Earth Notes: Resilience thinking in the Lake Region

By Bridie McGreavy

Resilience is a concept that is emerging as a way to think about protecting ecosystems and human well-being.

In my resilience research at the University of Maine at Orono, I have come to see resilience as a useful lens to think about how to make the abstract idea of sustainability tangible and accessible. Sustainability, as I understand it, is not an endpoint but a process: always relational, sometimes contested, and in a perpetual mode of becoming real. Resilience, in partnership with sustainability, helps organize relationships to work across difference and guide the emergence of sustainability. One of the most important parts of resilience thinking is a commitment to building adaptive capacities. We improve adaptive capacities by strengthening social networks; promoting learning among individuals and organizations; and building flexible and collaborative institutions, among other strategies. Social networks, social learning, and flexible institutions enhance our abilities to respond in the face of uncertainty and change, such as changes brought on by a destabilized climate, degradation of water quality, or opportunities for innovation like developing and installing alternative energy technologies. We need each other in times of change.

From a resilience thinking perspective, the greater Lake Region is well on its way to growing the kinds of adaptive capacities necessary for sustainability. This progress is based, in large part, on the nonprofit organizations in the area, that bring people together for community development projects; provide education programs on topics of interest and concern; and who work as collaborative capacity builders among education, civic, business, and other institutions. I selected five nonprofit organizations (listed in alphabetical order) that are improving our ecosystems, human well-being and collective resilience. For each, I highlight one event that exemplifies their resilience-thinking approach and also provides a unique opportunity to become involved this summer.

Through the evening natural history programs and the volunteer docent-led guided walks, the Greater Lovell Land Trust (GLLT) exemplifies what a group can do when many people volunteer their time and expertise. Nature in 3-D with Roger Richmond at the Leura Hill Eastman Performing Arts Center in Fryeburg on Friday, July 12 at 6 p.m. offers a view of nature impossible with the naked eye and a glimpse into the everyday wonder of ecosystems. This program will leave you with a renewed sense of why attention to sustainability and resilience is critically important in this complex and beautiful world we inhabit.

The Kezar Lake Watershed Association (KLWA) is working at the front edge of several pressing water-related issues in the region, including serving as a watchdog for forestry projects around streams which serve as salmon spawning areas; raising awareness and actively preventing the spread of invasive aquatic plants; and, new this summer, promoting boating safety in response to recent accidents on local Maine lakes. Join them for a boating safety, fishing clinic and family fun day on Saturday, July 27 from 9 a.m. to 3 p.m. at the Lovell VFW Hall.
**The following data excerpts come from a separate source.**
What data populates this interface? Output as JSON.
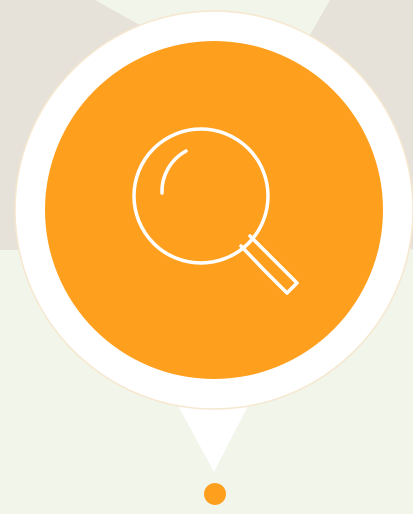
{
  "map": {
    "background_color": "#f1f5ea",
    "road_color": "#e6e1d9"
  },
  "marker": {
    "icon": "search-icon",
    "accent_color": "#ff9f1e",
    "ring_color": "#ffffff",
    "anchor_dot_color": "#ff9f1e"
  }
}
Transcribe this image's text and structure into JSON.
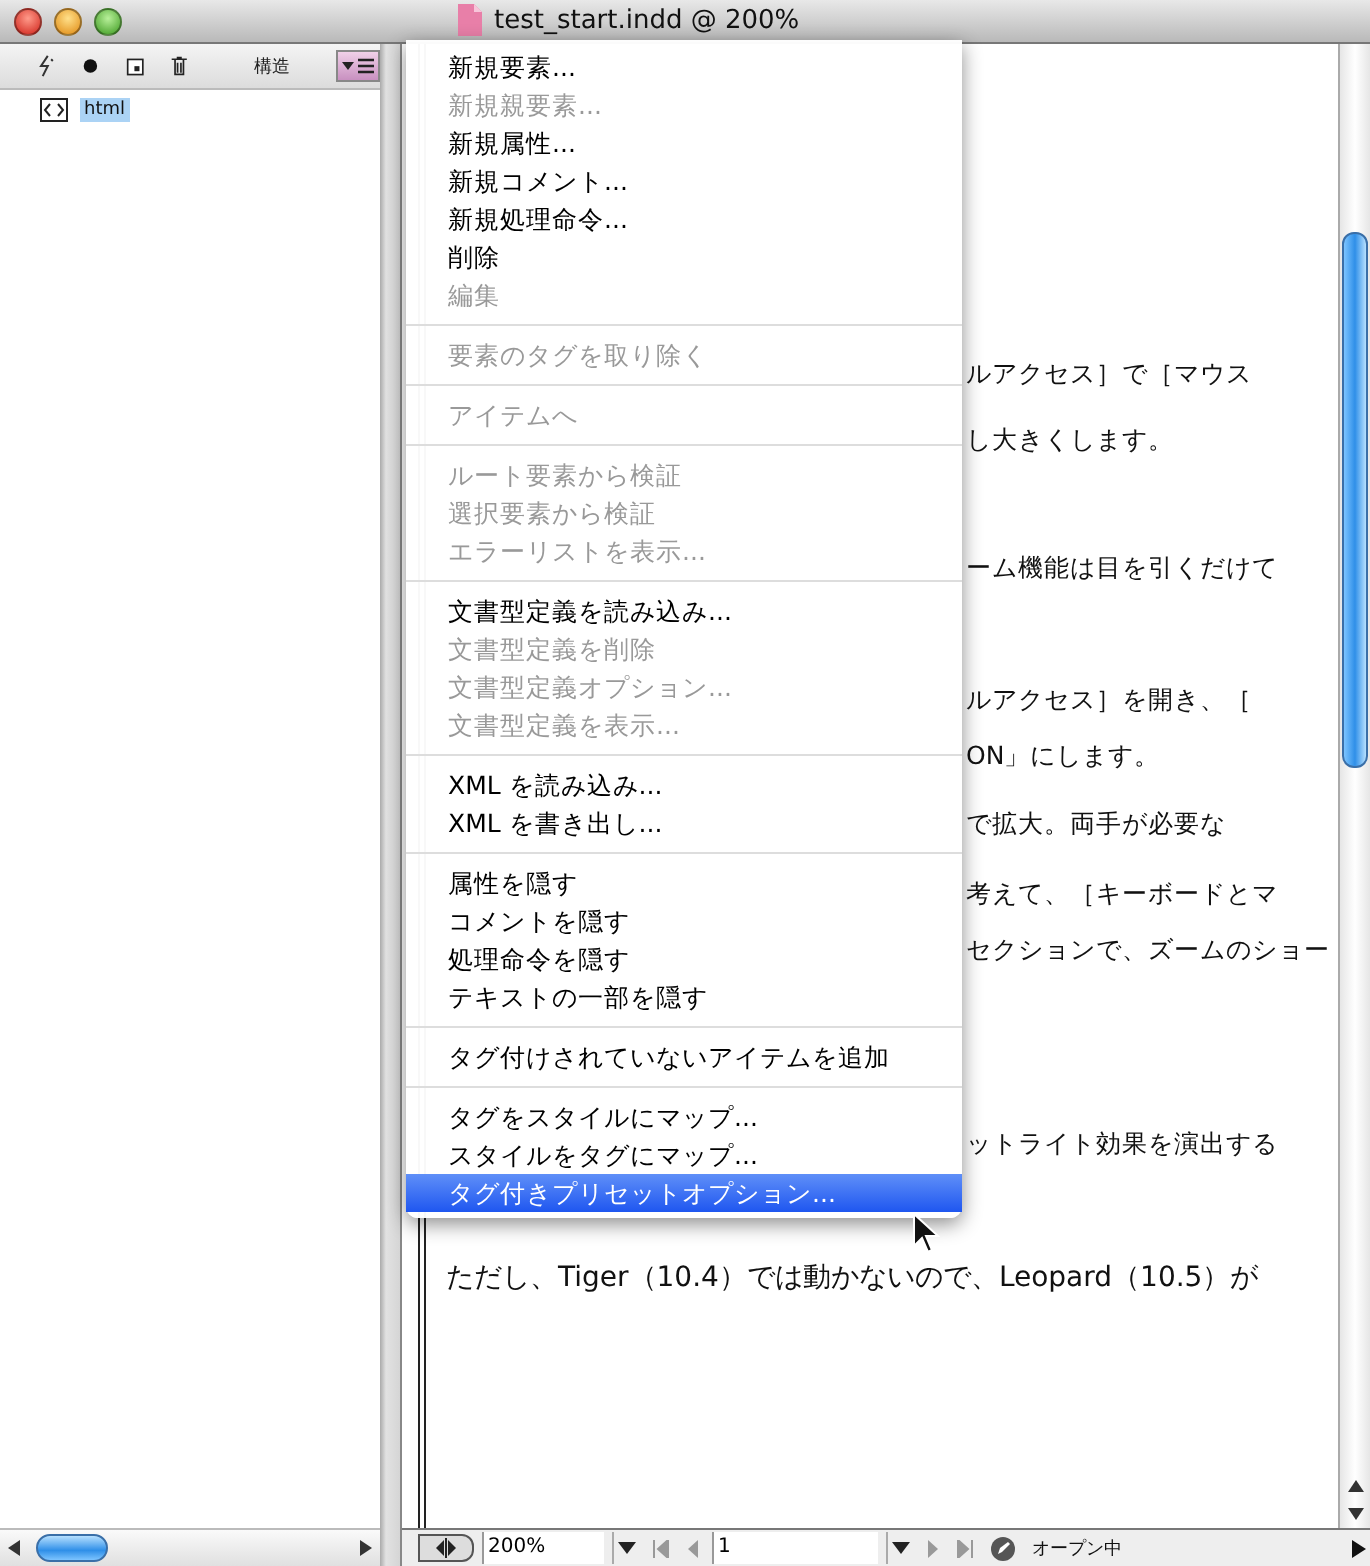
{
  "window": {
    "title": "test_start.indd @ 200%"
  },
  "structure_panel": {
    "title": "構造",
    "tree": [
      {
        "label": "html",
        "selected": true
      }
    ]
  },
  "context_menu": {
    "groups": [
      [
        {
          "label": "新規要素...",
          "disabled": false,
          "selected": false
        },
        {
          "label": "新規親要素...",
          "disabled": true,
          "selected": false
        },
        {
          "label": "新規属性...",
          "disabled": false,
          "selected": false
        },
        {
          "label": "新規コメント...",
          "disabled": false,
          "selected": false
        },
        {
          "label": "新規処理命令...",
          "disabled": false,
          "selected": false
        },
        {
          "label": "削除",
          "disabled": false,
          "selected": false
        },
        {
          "label": "編集",
          "disabled": true,
          "selected": false
        }
      ],
      [
        {
          "label": "要素のタグを取り除く",
          "disabled": true,
          "selected": false
        }
      ],
      [
        {
          "label": "アイテムへ",
          "disabled": true,
          "selected": false
        }
      ],
      [
        {
          "label": "ルート要素から検証",
          "disabled": true,
          "selected": false
        },
        {
          "label": "選択要素から検証",
          "disabled": true,
          "selected": false
        },
        {
          "label": "エラーリストを表示...",
          "disabled": true,
          "selected": false
        }
      ],
      [
        {
          "label": "文書型定義を読み込み...",
          "disabled": false,
          "selected": false
        },
        {
          "label": "文書型定義を削除",
          "disabled": true,
          "selected": false
        },
        {
          "label": "文書型定義オプション...",
          "disabled": true,
          "selected": false
        },
        {
          "label": "文書型定義を表示...",
          "disabled": true,
          "selected": false
        }
      ],
      [
        {
          "label": "XML を読み込み...",
          "disabled": false,
          "selected": false
        },
        {
          "label": "XML を書き出し...",
          "disabled": false,
          "selected": false
        }
      ],
      [
        {
          "label": "属性を隠す",
          "disabled": false,
          "selected": false
        },
        {
          "label": "コメントを隠す",
          "disabled": false,
          "selected": false
        },
        {
          "label": "処理命令を隠す",
          "disabled": false,
          "selected": false
        },
        {
          "label": "テキストの一部を隠す",
          "disabled": false,
          "selected": false
        }
      ],
      [
        {
          "label": "タグ付けされていないアイテムを追加",
          "disabled": false,
          "selected": false
        }
      ],
      [
        {
          "label": "タグをスタイルにマップ...",
          "disabled": false,
          "selected": false
        },
        {
          "label": "スタイルをタグにマップ...",
          "disabled": false,
          "selected": false
        },
        {
          "label": "タグ付きプリセットオプション...",
          "disabled": false,
          "selected": true
        }
      ]
    ]
  },
  "document": {
    "lines": [
      "ルアクセス］で［マウス",
      "し大きくします。",
      "ーム機能は目を引くだけて",
      "ルアクセス］を開き、［",
      "ON」にします。",
      "で拡大。両手が必要な",
      "考えて、［キーボードとマ",
      "セクションで、ズームのショー",
      "ットライト効果を演出する",
      "ただし、Tiger（10.4）では動かないので、Leopard（10.5）が"
    ]
  },
  "status_bar": {
    "zoom": "200%",
    "page": "1",
    "status": "オープン中"
  }
}
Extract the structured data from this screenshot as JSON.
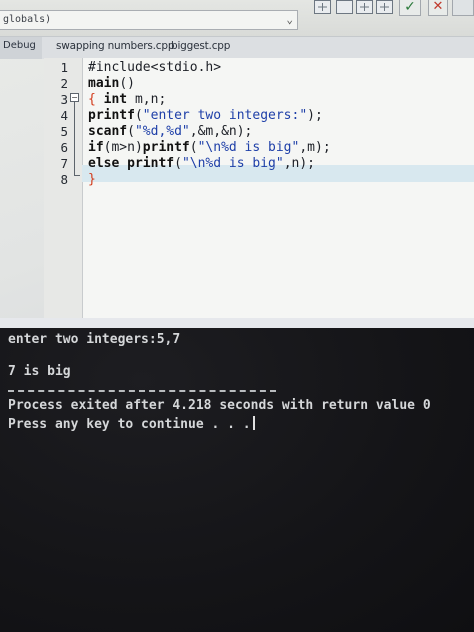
{
  "toolbar": {
    "scope_combo": "globals)",
    "scope_arrow": "⌄",
    "check_icon": "✓",
    "close_icon": "✕"
  },
  "tabs": {
    "left_panel": "Debug",
    "files": [
      "swapping numbers.cpp",
      "biggest.cpp"
    ]
  },
  "editor": {
    "line_numbers": [
      "1",
      "2",
      "3",
      "4",
      "5",
      "6",
      "7",
      "8"
    ],
    "lines": [
      "#include<stdio.h>",
      "main()",
      "{ int m,n;",
      "printf(\"enter two integers:\");",
      "scanf(\"%d,%d\",&m,&n);",
      "if(m>n)printf(\"\\n%d is big\",m);",
      "else printf(\"\\n%d is big\",n);",
      "}"
    ]
  },
  "console": {
    "prompt_line": "enter two integers:5,7",
    "result_line": "7 is big",
    "separator": "--------------------------------",
    "exit_line": "Process exited after 4.218 seconds with return value 0",
    "continue_line": "Press any key to continue . . ."
  },
  "colors": {
    "keyword": "#111111",
    "string": "#1e3fa8",
    "brace": "#d23a1a",
    "current_line": "#d8e8ef",
    "console_text": "#d5d7d9"
  },
  "icons": [
    "grid-icon",
    "check-icon",
    "close-icon",
    "fold-icon",
    "text-cursor"
  ]
}
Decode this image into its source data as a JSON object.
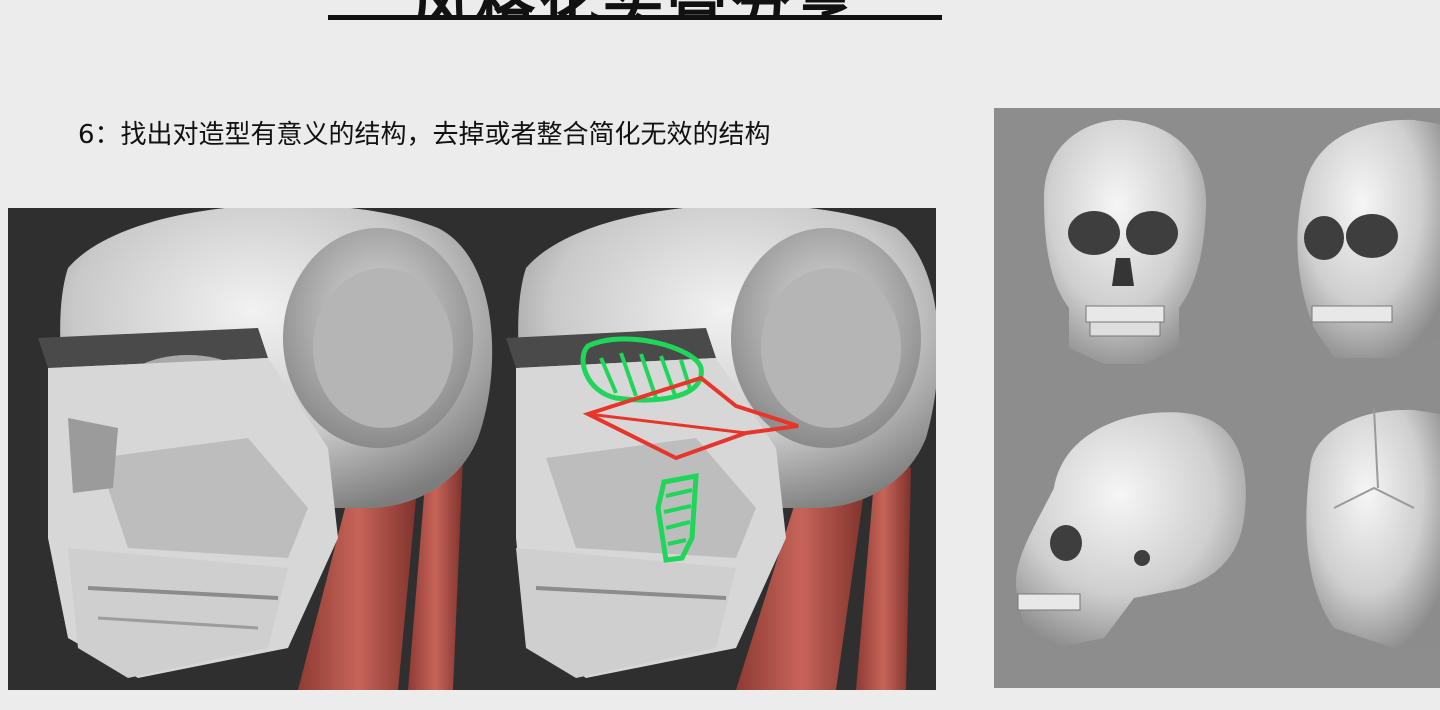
{
  "slide": {
    "title": "风格化头骨分享",
    "step_text": "6：找出对造型有意义的结构，去掉或者整合简化无效的结构"
  },
  "images": {
    "left": "stylized-skull-render",
    "middle": "stylized-skull-annotated",
    "right": "realistic-skull-reference-views"
  },
  "colors": {
    "background": "#ececec",
    "render_bg": "#2f2f2f",
    "reference_bg": "#8d8d8d",
    "annotation_green": "#1fd65a",
    "annotation_red": "#e8352a",
    "muscle": "#b8574e"
  }
}
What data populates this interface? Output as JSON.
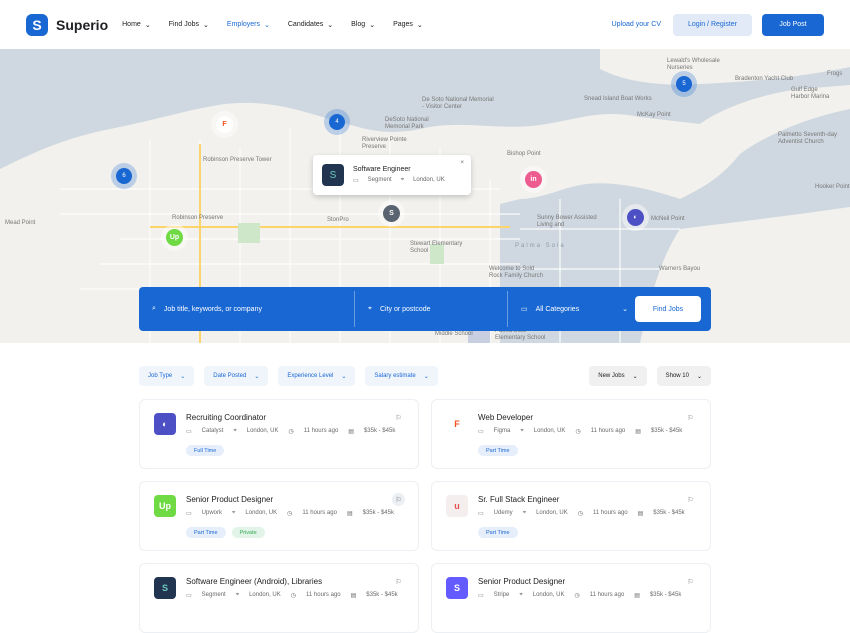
{
  "header": {
    "logo_text": "Superio",
    "nav": [
      "Home",
      "Find Jobs",
      "Employers",
      "Candidates",
      "Blog",
      "Pages"
    ],
    "upload": "Upload your CV",
    "login": "Login / Register",
    "job_post": "Job Post"
  },
  "map": {
    "labels": [
      "Mead Point",
      "Robinson Preserve Tower",
      "Robinson Preserve",
      "De Soto National Memorial - Visitor Center",
      "DeSoto National Memorial Park",
      "Riverview Pointe Preserve",
      "Bishop Point",
      "Sunny Bower Assisted Living and",
      "Palma Sola",
      "Stewart Elementary School",
      "Welcome to Sold Rock Family Church",
      "StonPro",
      "McKay Point",
      "Snead Island Boat Works",
      "Lewald's Wholesale Nurseries",
      "Bradenton Yacht Club",
      "Gulf Edge Harbor Marina",
      "Palmetto Seventh-day Adventist Church",
      "Hooker Point",
      "McNeil Point",
      "Warners Bayou",
      "Middle School",
      "Palma Sola Elementary School",
      "Frogs"
    ],
    "clusters": [
      "6",
      "4",
      "5"
    ],
    "popup": {
      "title": "Software Engineer",
      "company": "Segment",
      "location": "London, UK",
      "close": "×"
    }
  },
  "search": {
    "keyword_placeholder": "Job title, keywords, or company",
    "location_placeholder": "City or postcode",
    "category": "All Categories",
    "button": "Find Jobs"
  },
  "filters": [
    "Job Type",
    "Date Posted",
    "Experience Level",
    "Salary estimate"
  ],
  "sort": [
    "New Jobs",
    "Show 10"
  ],
  "jobs": [
    {
      "title": "Recruiting Coordinator",
      "company": "Catalyst",
      "location": "London, UK",
      "time": "11 hours ago",
      "salary": "$35k - $45k",
      "tags": [
        "Full Time"
      ]
    },
    {
      "title": "Web Developer",
      "company": "Figma",
      "location": "London, UK",
      "time": "11 hours ago",
      "salary": "$35k - $45k",
      "tags": [
        "Part Time"
      ]
    },
    {
      "title": "Senior Product Designer",
      "company": "Upwork",
      "location": "London, UK",
      "time": "11 hours ago",
      "salary": "$35k - $45k",
      "tags": [
        "Part Time",
        "Private"
      ]
    },
    {
      "title": "Sr. Full Stack Engineer",
      "company": "Udemy",
      "location": "London, UK",
      "time": "11 hours ago",
      "salary": "$35k - $45k",
      "tags": [
        "Part Time"
      ]
    },
    {
      "title": "Software Engineer (Android), Libraries",
      "company": "Segment",
      "location": "London, UK",
      "time": "11 hours ago",
      "salary": "$35k - $45k",
      "tags": []
    },
    {
      "title": "Senior Product Designer",
      "company": "Stripe",
      "location": "London, UK",
      "time": "11 hours ago",
      "salary": "$35k - $45k",
      "tags": []
    }
  ],
  "colors": {
    "accent": "#1967d2",
    "catalyst": "#4c50c4",
    "upwork": "#6fda44",
    "udemy": "#f4efee",
    "segment": "#213551",
    "stripe": "#635bff",
    "figma": "#f24e1e"
  },
  "icons": {
    "bookmark": "bookmark-icon",
    "briefcase": "briefcase-icon",
    "location": "location-pin-icon",
    "clock": "clock-icon",
    "money": "money-icon",
    "search": "search-icon",
    "chevron": "chevron-down-icon"
  }
}
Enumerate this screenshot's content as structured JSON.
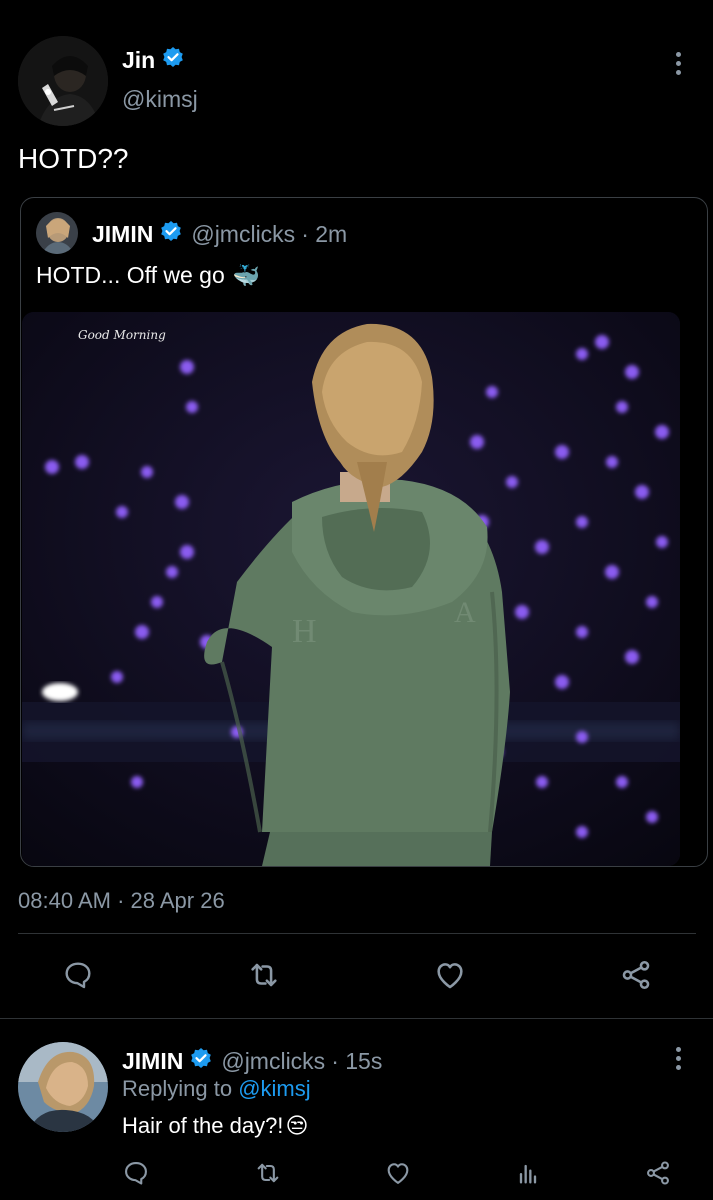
{
  "main_tweet": {
    "author_name": "Jin",
    "author_handle": "@kimsj",
    "text": "HOTD??",
    "timestamp": "08:40 AM · 28 Apr 26"
  },
  "quoted_tweet": {
    "author_name": "JIMIN",
    "author_handle": "@jmclicks",
    "time_ago": "· 2m",
    "text": "HOTD... Off we go",
    "emoji": "🐳",
    "photo_caption": "Good Morning"
  },
  "reply": {
    "author_name": "JIMIN",
    "author_handle": "@jmclicks",
    "time_ago": "· 15s",
    "replying_prefix": "Replying to",
    "replying_to": "@kimsj",
    "text": "Hair of the day?!",
    "emoji": "😒"
  },
  "icons": {
    "reply": "comment-icon",
    "retweet": "retweet-icon",
    "like": "heart-icon",
    "share": "share-icon",
    "analytics": "analytics-icon",
    "verified": "verified-badge-icon",
    "more": "more-options-icon"
  },
  "colors": {
    "background": "#000000",
    "accent": "#1d9bf0",
    "secondary_text": "#8b98a5",
    "divider": "#2f3336"
  }
}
Bridgton readers are no doubt familiar with Lakes Environmental Association (LEA), that for more than 40 years has taken a resilience thinking approach to lake protection. LEA is a forward-looking group with a vision for a Lake Science Center, which will grow its education and research capacity for improved decision-making in the face of potentially dramatic landscape change in the coming decades. To learn more about this vision, join LEA for its annual meeting at on Thursday, Aug. 15 from 5 to 8 p.m. (location to be determined). LEA’s annual meetings are like a family reunion with good food and friends and usually in a lakeside setting where it is easy to remember why creative visioning is essential to the process of sustainability.

The Loon Echo Land Trust’s (LELT) Hike and Bike Trek on Saturday, Sept. 21 is an important fundraiser for this group’s extensive land protection work, but it is more than that too. By drawing attention to the restorative and environmental benefits of human-powered motion, the Hike and Bike Trek promotes a culture in which of multiple forms of alternative transportation is a more accessible option. When we ask the question: what do we want to sustain and how do we get there, finding safer, healthier, and less fossil-fuel reliant modes of transportation needs to be part of our answer and LELT is helping mark that path.

Finally, Tin Mountain Conservation Center in Albany, N.H. is a leader in environmental education in New England. Their nature camp programs offer age-appropriate earth-based explorations for kids throughout their childhood. Through these enriching programs, Tin Mountain grows generations who understand the interconnections of all Earth systems and the human responsibility to steward them. Check out the Summer 2013 nature camp programs on their website and while you’re there, look for the many adult education programs they offer as well.

“Saving the planet” and “Making the world sustainable” are lofty ideals that leave me a little bewildered. These goals are set at a scale that is too high to comprehend and they also promote a sense that someday, we’ll get there and be done with it. Instead, sustainability continually emerges from communities where individuals are connected to one other and to the ecosystem that sustains them. Resilience begins when we show up with an open mind and a readiness to listen; a willingness to learn from difference; and a commitment to create a desired future together. These organizations are showing us what sustainability and resilience mean in practice and they invite you to join them to become part of this good work too.